The correct option is B $45\text{m/s}\text{towards mirror}$

For the velocity component along the principal axis, $\left(V_{IM}\right)=-\frac{v^2}{u^2}\left(V_{OM}\right)$
where $V_{IM}=$Velocity of image w.r.t mirror.

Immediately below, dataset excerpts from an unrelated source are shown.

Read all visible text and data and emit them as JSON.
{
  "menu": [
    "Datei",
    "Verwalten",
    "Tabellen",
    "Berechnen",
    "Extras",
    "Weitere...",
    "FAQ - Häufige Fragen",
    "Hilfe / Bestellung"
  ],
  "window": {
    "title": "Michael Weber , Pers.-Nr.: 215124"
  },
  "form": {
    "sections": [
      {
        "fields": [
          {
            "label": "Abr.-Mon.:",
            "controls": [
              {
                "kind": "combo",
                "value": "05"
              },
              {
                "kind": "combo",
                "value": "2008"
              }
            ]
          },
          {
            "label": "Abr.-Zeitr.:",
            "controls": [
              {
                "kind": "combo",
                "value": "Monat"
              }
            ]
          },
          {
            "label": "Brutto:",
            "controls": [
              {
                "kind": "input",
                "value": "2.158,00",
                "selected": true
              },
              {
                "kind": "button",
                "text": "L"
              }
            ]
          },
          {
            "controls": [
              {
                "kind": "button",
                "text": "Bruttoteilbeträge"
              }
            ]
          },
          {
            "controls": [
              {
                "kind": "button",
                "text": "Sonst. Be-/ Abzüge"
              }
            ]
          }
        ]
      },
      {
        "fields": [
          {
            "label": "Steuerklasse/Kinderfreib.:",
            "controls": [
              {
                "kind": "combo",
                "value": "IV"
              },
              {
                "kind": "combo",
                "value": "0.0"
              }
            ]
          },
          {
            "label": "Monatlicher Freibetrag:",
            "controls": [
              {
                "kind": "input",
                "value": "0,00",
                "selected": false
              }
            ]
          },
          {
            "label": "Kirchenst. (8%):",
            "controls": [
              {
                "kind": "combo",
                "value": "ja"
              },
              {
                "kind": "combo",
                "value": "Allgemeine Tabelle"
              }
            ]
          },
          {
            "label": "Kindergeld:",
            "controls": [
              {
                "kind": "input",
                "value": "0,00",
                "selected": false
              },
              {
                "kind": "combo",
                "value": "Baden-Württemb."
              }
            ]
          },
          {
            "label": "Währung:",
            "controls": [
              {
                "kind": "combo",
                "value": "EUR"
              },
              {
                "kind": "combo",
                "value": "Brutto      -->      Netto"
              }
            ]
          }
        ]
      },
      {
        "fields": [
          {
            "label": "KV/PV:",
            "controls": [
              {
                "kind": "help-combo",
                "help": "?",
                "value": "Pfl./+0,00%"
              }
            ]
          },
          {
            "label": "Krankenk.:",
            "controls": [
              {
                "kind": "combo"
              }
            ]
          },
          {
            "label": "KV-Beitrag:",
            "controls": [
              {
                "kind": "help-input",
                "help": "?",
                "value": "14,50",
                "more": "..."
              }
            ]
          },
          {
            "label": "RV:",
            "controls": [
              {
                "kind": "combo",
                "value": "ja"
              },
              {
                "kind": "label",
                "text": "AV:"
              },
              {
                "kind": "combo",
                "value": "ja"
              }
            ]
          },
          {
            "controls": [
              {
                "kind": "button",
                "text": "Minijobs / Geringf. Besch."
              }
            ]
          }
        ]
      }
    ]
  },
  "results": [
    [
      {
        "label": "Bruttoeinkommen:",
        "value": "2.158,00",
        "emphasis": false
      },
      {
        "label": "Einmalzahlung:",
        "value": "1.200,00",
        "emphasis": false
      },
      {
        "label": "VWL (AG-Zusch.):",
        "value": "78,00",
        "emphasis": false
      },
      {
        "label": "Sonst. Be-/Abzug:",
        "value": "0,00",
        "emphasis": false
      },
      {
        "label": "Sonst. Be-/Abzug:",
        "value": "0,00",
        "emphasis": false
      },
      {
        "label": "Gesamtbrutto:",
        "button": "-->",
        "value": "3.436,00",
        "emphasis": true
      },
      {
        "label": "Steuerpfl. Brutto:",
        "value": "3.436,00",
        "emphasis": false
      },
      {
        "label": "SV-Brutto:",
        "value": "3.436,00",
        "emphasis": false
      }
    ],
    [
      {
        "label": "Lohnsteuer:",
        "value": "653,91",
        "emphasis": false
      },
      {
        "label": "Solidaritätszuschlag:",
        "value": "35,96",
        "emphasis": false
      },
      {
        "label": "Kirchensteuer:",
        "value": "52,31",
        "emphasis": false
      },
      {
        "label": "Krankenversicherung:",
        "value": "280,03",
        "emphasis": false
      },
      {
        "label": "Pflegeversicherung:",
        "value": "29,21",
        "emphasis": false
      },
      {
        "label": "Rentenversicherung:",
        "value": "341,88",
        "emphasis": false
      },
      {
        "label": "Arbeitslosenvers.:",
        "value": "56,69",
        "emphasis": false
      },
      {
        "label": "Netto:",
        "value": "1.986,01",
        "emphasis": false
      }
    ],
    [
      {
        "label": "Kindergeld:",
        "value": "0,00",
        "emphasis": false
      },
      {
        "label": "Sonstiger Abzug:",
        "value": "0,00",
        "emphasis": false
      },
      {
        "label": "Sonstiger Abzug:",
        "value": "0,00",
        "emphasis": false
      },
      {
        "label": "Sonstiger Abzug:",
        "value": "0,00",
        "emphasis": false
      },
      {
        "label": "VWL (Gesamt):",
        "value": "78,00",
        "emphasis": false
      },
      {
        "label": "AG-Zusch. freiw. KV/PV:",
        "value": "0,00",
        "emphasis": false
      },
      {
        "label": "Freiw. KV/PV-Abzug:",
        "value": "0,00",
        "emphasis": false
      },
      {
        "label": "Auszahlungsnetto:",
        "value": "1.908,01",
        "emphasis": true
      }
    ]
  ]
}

$V_{OM}=$Velocity of object w.r.t mirror.

Apply mirror equation:
$\frac{1}{v}+\frac{1}{u}=\frac{1}{f}\Rightarrow \frac{1}{v}+\frac{1}{-20}=\frac{1}{-30}\Rightarrow v=+60\text{cm}\Rightarrow m=-\frac{v}{u}=\frac{-60}{-20}=3$
Since mirror is at rest (given that):
$\left(V_{IM}\right)=-{\left(3\right)}^2\times \left(V_{OM}\right)=-9\times 5=-45\text{m/s}\Rightarrow {\overrightarrow{V}}_{IG}={\overrightarrow{V}}_{IM}+{\overrightarrow{V}}_{MG}=-45+0=-45\text{m/s}$
That means images approaches the mirror with velocity $45\text{m/s}$.